Take 15 million books and 4 billion words, use a simple interface to search for a few words or phrases, and presto – you have Google’s Ngram Viewer.

Ngram creates charts that show how often words or phrases have occurred in books since 1800. It can be used to trace to rise and decline of certain words, giving clues to researchers. Or it can be used for simple fun – (Red Sox, Yankees).

Jon Orwant, leader of the Google’s Digital Humanities effort and one of three co-creators of the Ngram, spoke to about 75 people at a meeting of the Boston group of Hacks/Hackers at Google in Cambridge on Feb. 9.

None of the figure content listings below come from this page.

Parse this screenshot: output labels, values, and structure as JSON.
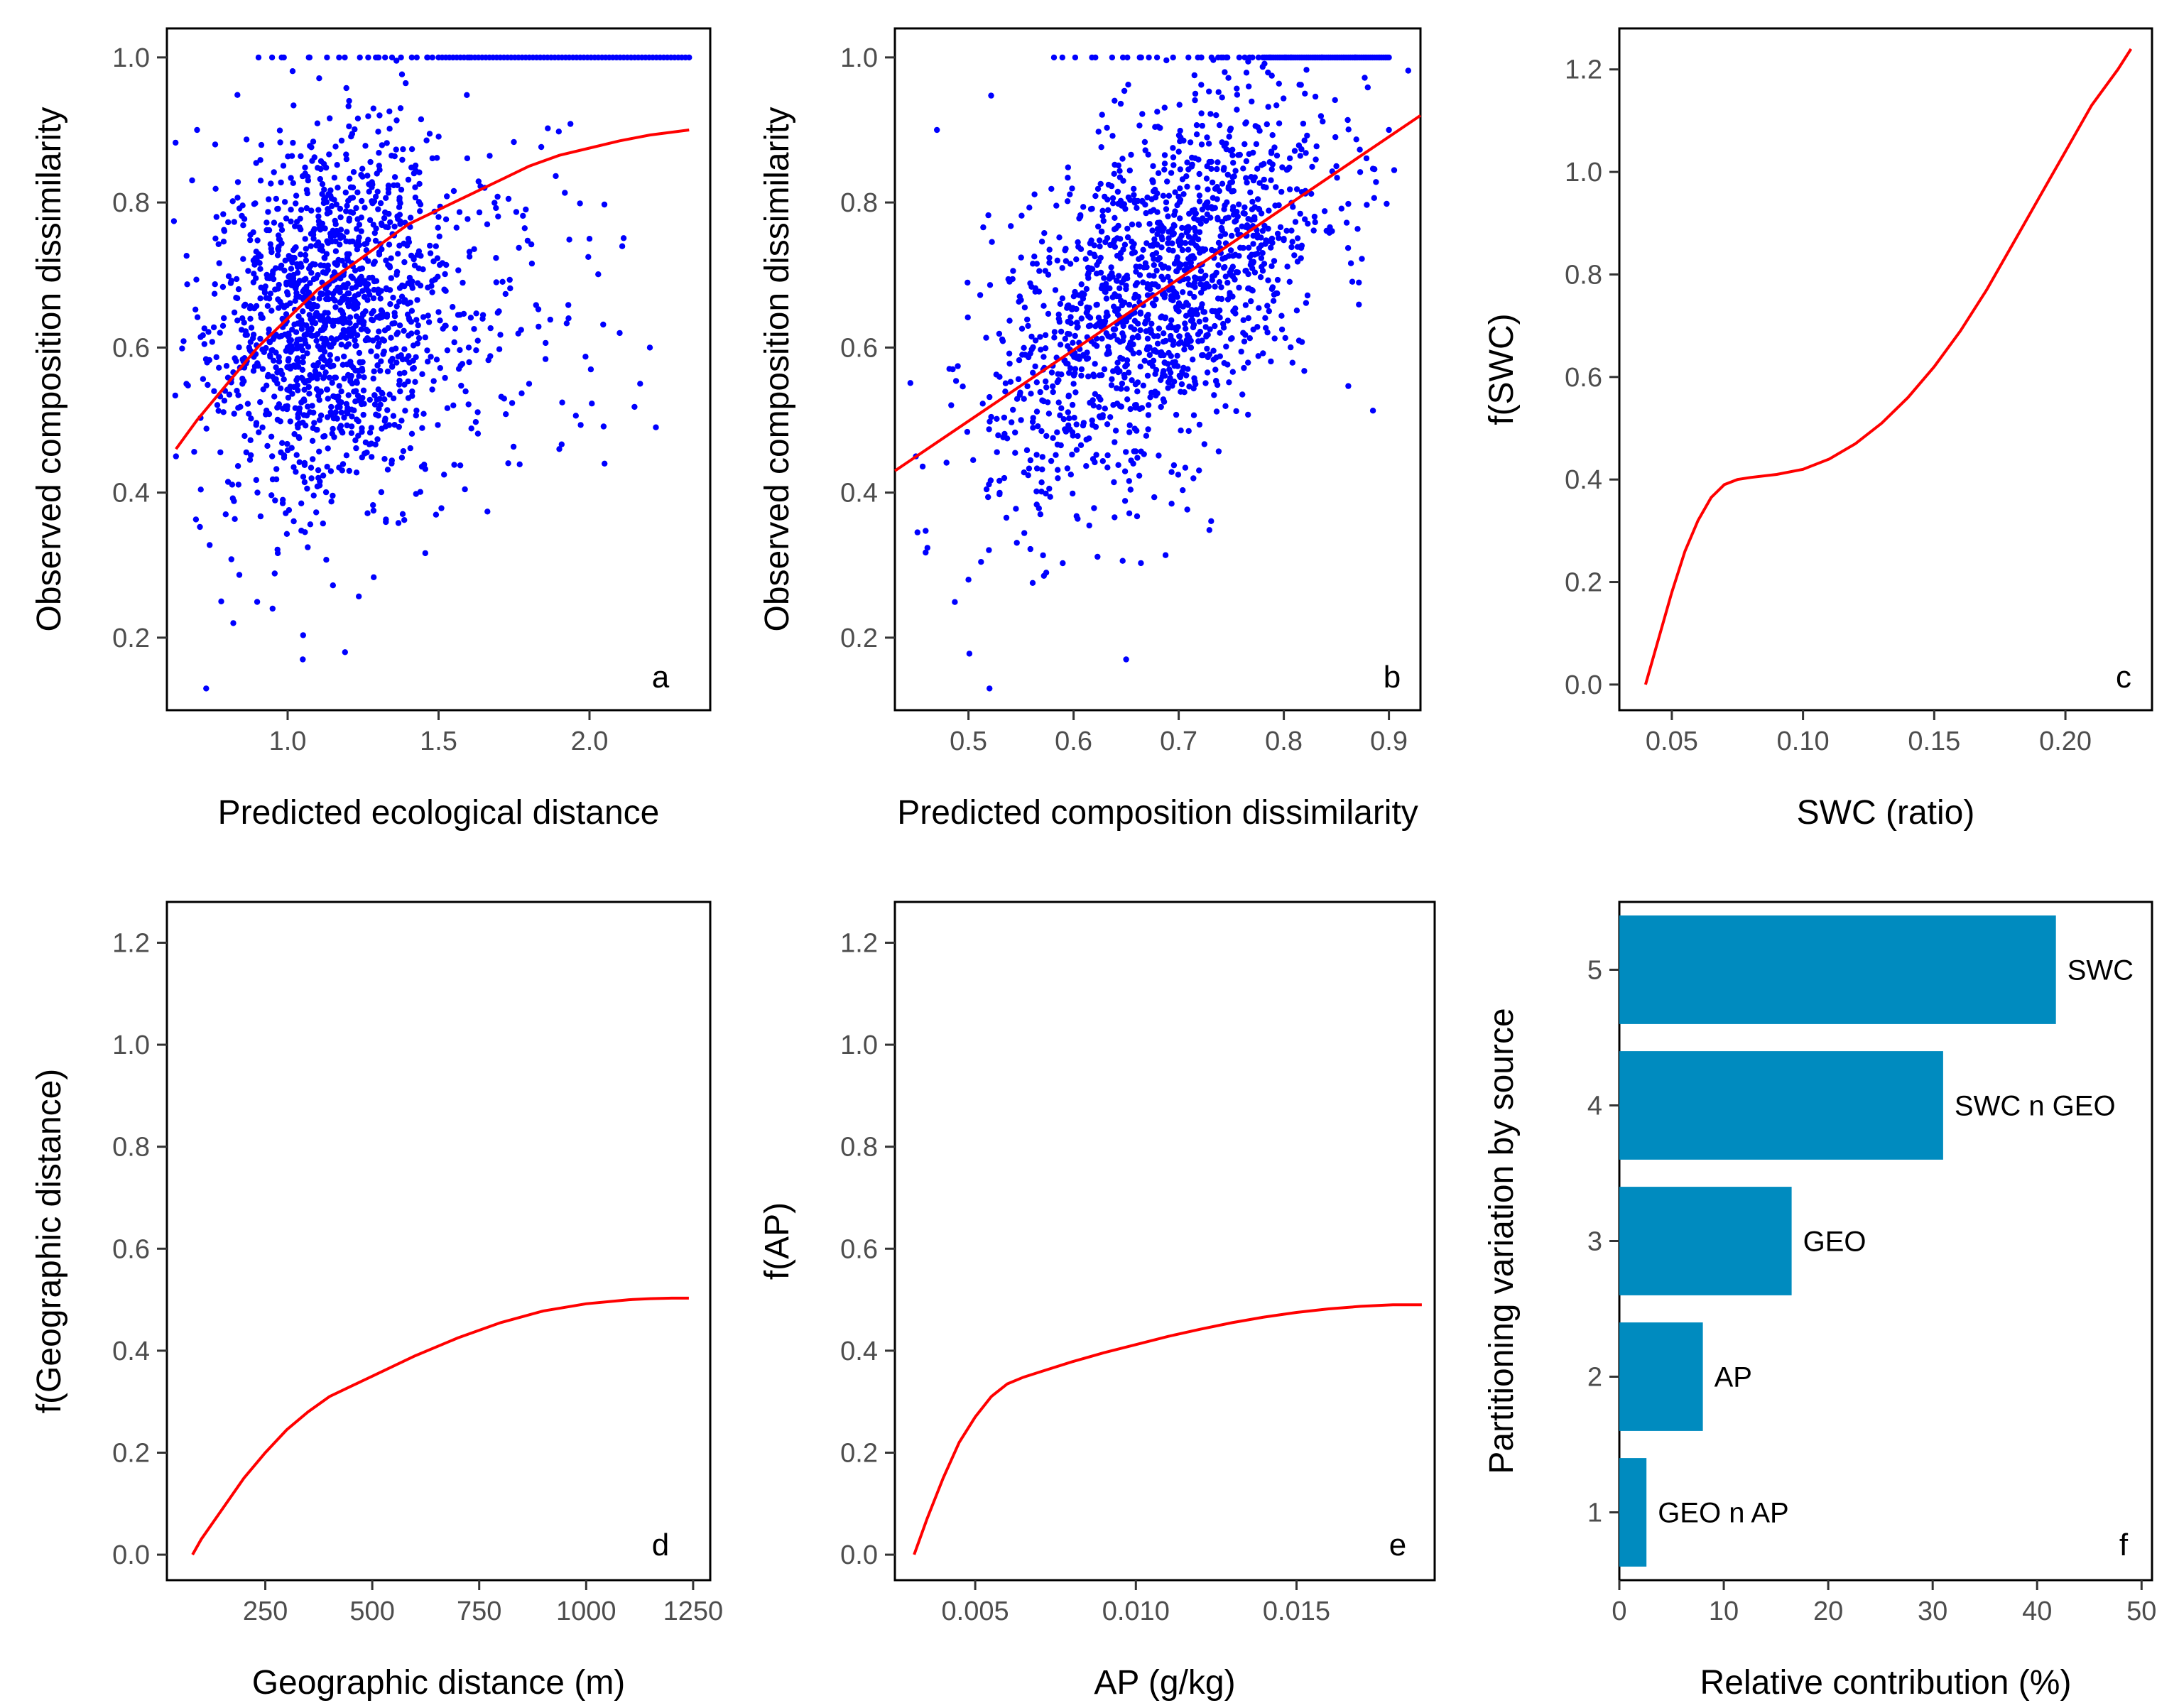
{
  "colors": {
    "points": "#0000ff",
    "curve": "#ff0000",
    "bars": "#008bbf",
    "axis": "#000000",
    "tick_text": "#4d4d4d"
  },
  "chart_data": [
    {
      "panel": "a",
      "type": "scatter",
      "xlabel": "Predicted ecological distance",
      "ylabel": "Observed composition dissimilarity",
      "xlim": [
        0.6,
        2.4
      ],
      "ylim": [
        0.1,
        1.04
      ],
      "xticks": [
        "1.0",
        "1.5",
        "2.0"
      ],
      "yticks": [
        "0.2",
        "0.4",
        "0.6",
        "0.8",
        "1.0"
      ],
      "fit_curve": {
        "x": [
          0.63,
          0.7,
          0.8,
          0.9,
          1.0,
          1.1,
          1.2,
          1.3,
          1.4,
          1.5,
          1.6,
          1.7,
          1.8,
          1.9,
          2.0,
          2.1,
          2.2,
          2.33
        ],
        "y": [
          0.46,
          0.5,
          0.55,
          0.6,
          0.64,
          0.68,
          0.71,
          0.74,
          0.77,
          0.79,
          0.81,
          0.83,
          0.85,
          0.865,
          0.875,
          0.885,
          0.893,
          0.9
        ]
      },
      "sample_points": {
        "x": [
          0.63,
          0.7,
          0.73,
          0.78,
          0.82,
          0.85,
          0.9,
          0.95,
          1.0,
          1.05,
          1.1,
          1.2,
          1.3,
          1.4,
          1.5,
          1.6,
          1.7,
          1.8,
          1.9,
          2.0,
          2.05,
          2.1,
          2.2,
          2.22,
          0.76,
          1.05,
          1.19
        ],
        "y": [
          0.45,
          0.9,
          0.13,
          0.25,
          0.22,
          0.55,
          0.4,
          0.24,
          0.6,
          0.65,
          0.7,
          0.72,
          0.68,
          0.75,
          0.78,
          0.6,
          0.65,
          0.55,
          0.46,
          0.75,
          0.44,
          0.62,
          0.6,
          0.49,
          0.88,
          0.17,
          0.18
        ]
      }
    },
    {
      "panel": "b",
      "type": "scatter",
      "xlabel": "Predicted composition dissimilarity",
      "ylabel": "Observed composition dissimilarity",
      "xlim": [
        0.43,
        0.93
      ],
      "ylim": [
        0.1,
        1.04
      ],
      "xticks": [
        "0.5",
        "0.6",
        "0.7",
        "0.8",
        "0.9"
      ],
      "yticks": [
        "0.2",
        "0.4",
        "0.6",
        "0.8",
        "1.0"
      ],
      "fit_curve": {
        "x": [
          0.43,
          0.93
        ],
        "y": [
          0.43,
          0.92
        ]
      },
      "sample_points": {
        "x": [
          0.45,
          0.47,
          0.5,
          0.52,
          0.55,
          0.6,
          0.65,
          0.7,
          0.75,
          0.8,
          0.85,
          0.9
        ],
        "y": [
          0.45,
          0.9,
          0.28,
          0.13,
          0.5,
          0.55,
          0.17,
          0.65,
          0.7,
          0.75,
          0.85,
          0.9
        ]
      }
    },
    {
      "panel": "c",
      "type": "line",
      "xlabel": "SWC (ratio)",
      "ylabel": "f(SWC)",
      "xlim": [
        0.03,
        0.233
      ],
      "ylim": [
        -0.05,
        1.28
      ],
      "xticks": [
        "0.05",
        "0.10",
        "0.15",
        "0.20"
      ],
      "yticks": [
        "0.0",
        "0.2",
        "0.4",
        "0.6",
        "0.8",
        "1.0",
        "1.2"
      ],
      "x": [
        0.04,
        0.045,
        0.05,
        0.055,
        0.06,
        0.065,
        0.07,
        0.075,
        0.08,
        0.09,
        0.1,
        0.11,
        0.12,
        0.13,
        0.14,
        0.15,
        0.16,
        0.17,
        0.18,
        0.19,
        0.2,
        0.21,
        0.22,
        0.225
      ],
      "y": [
        0.0,
        0.09,
        0.18,
        0.26,
        0.32,
        0.365,
        0.39,
        0.4,
        0.404,
        0.41,
        0.42,
        0.44,
        0.47,
        0.51,
        0.56,
        0.62,
        0.69,
        0.77,
        0.86,
        0.95,
        1.04,
        1.13,
        1.2,
        1.24
      ]
    },
    {
      "panel": "d",
      "type": "line",
      "xlabel": "Geographic distance (m)",
      "ylabel": "f(Geographic distance)",
      "xlim": [
        20,
        1290
      ],
      "ylim": [
        -0.05,
        1.28
      ],
      "xticks": [
        "250",
        "500",
        "750",
        "1000",
        "1250"
      ],
      "yticks": [
        "0.0",
        "0.2",
        "0.4",
        "0.6",
        "0.8",
        "1.0",
        "1.2"
      ],
      "x": [
        80,
        100,
        150,
        200,
        250,
        300,
        350,
        400,
        450,
        500,
        600,
        700,
        800,
        900,
        1000,
        1100,
        1150,
        1200,
        1240
      ],
      "y": [
        0.0,
        0.03,
        0.09,
        0.15,
        0.2,
        0.245,
        0.28,
        0.31,
        0.33,
        0.35,
        0.39,
        0.425,
        0.455,
        0.478,
        0.492,
        0.5,
        0.502,
        0.503,
        0.503
      ]
    },
    {
      "panel": "e",
      "type": "line",
      "xlabel": "AP (g/kg)",
      "ylabel": "f(AP)",
      "xlim": [
        0.0025,
        0.0193
      ],
      "ylim": [
        -0.05,
        1.28
      ],
      "xticks": [
        "0.005",
        "0.010",
        "0.015"
      ],
      "yticks": [
        "0.0",
        "0.2",
        "0.4",
        "0.6",
        "0.8",
        "1.0",
        "1.2"
      ],
      "x": [
        0.0031,
        0.0035,
        0.004,
        0.0045,
        0.005,
        0.0055,
        0.006,
        0.0065,
        0.007,
        0.008,
        0.009,
        0.01,
        0.011,
        0.012,
        0.013,
        0.014,
        0.015,
        0.016,
        0.017,
        0.018,
        0.0189
      ],
      "y": [
        0.0,
        0.07,
        0.15,
        0.22,
        0.27,
        0.31,
        0.335,
        0.348,
        0.358,
        0.378,
        0.396,
        0.412,
        0.428,
        0.442,
        0.455,
        0.466,
        0.475,
        0.482,
        0.487,
        0.49,
        0.49
      ]
    },
    {
      "panel": "f",
      "type": "bar",
      "orientation": "horizontal",
      "xlabel": "Relative contribution (%)",
      "ylabel": "Partitioning variation by source",
      "xlim": [
        0,
        51
      ],
      "ylim": [
        0.5,
        5.5
      ],
      "xticks": [
        "0",
        "10",
        "20",
        "30",
        "40",
        "50"
      ],
      "yticks": [
        "1",
        "2",
        "3",
        "4",
        "5"
      ],
      "positions": [
        5,
        4,
        3,
        2,
        1
      ],
      "labels": [
        "SWC",
        "SWC n GEO",
        "GEO",
        "AP",
        "GEO n AP"
      ],
      "values": [
        41.8,
        31.0,
        16.5,
        8.0,
        2.6
      ]
    }
  ]
}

Orwant, a former publisher, described the Google Books project and how Ngram can be use. The Book project now has scanned in about 15 million books, or more than 10 percent of the estimated 129 million books “printed since Gutenberg,” he said.

(To try out: http://ngrams.googlelabs.com/)

Users can see how often words or phrases (up to 5 words) have appeared in print since 1800.

While it can be a lot of fun, it’s also a scholarly tool. But Orwant, who grew up in Fitchburg where his father was a reporter for the local paper, warned that he sees it more as a tool for helping discover which questions need to be asked, and “not an oracle.”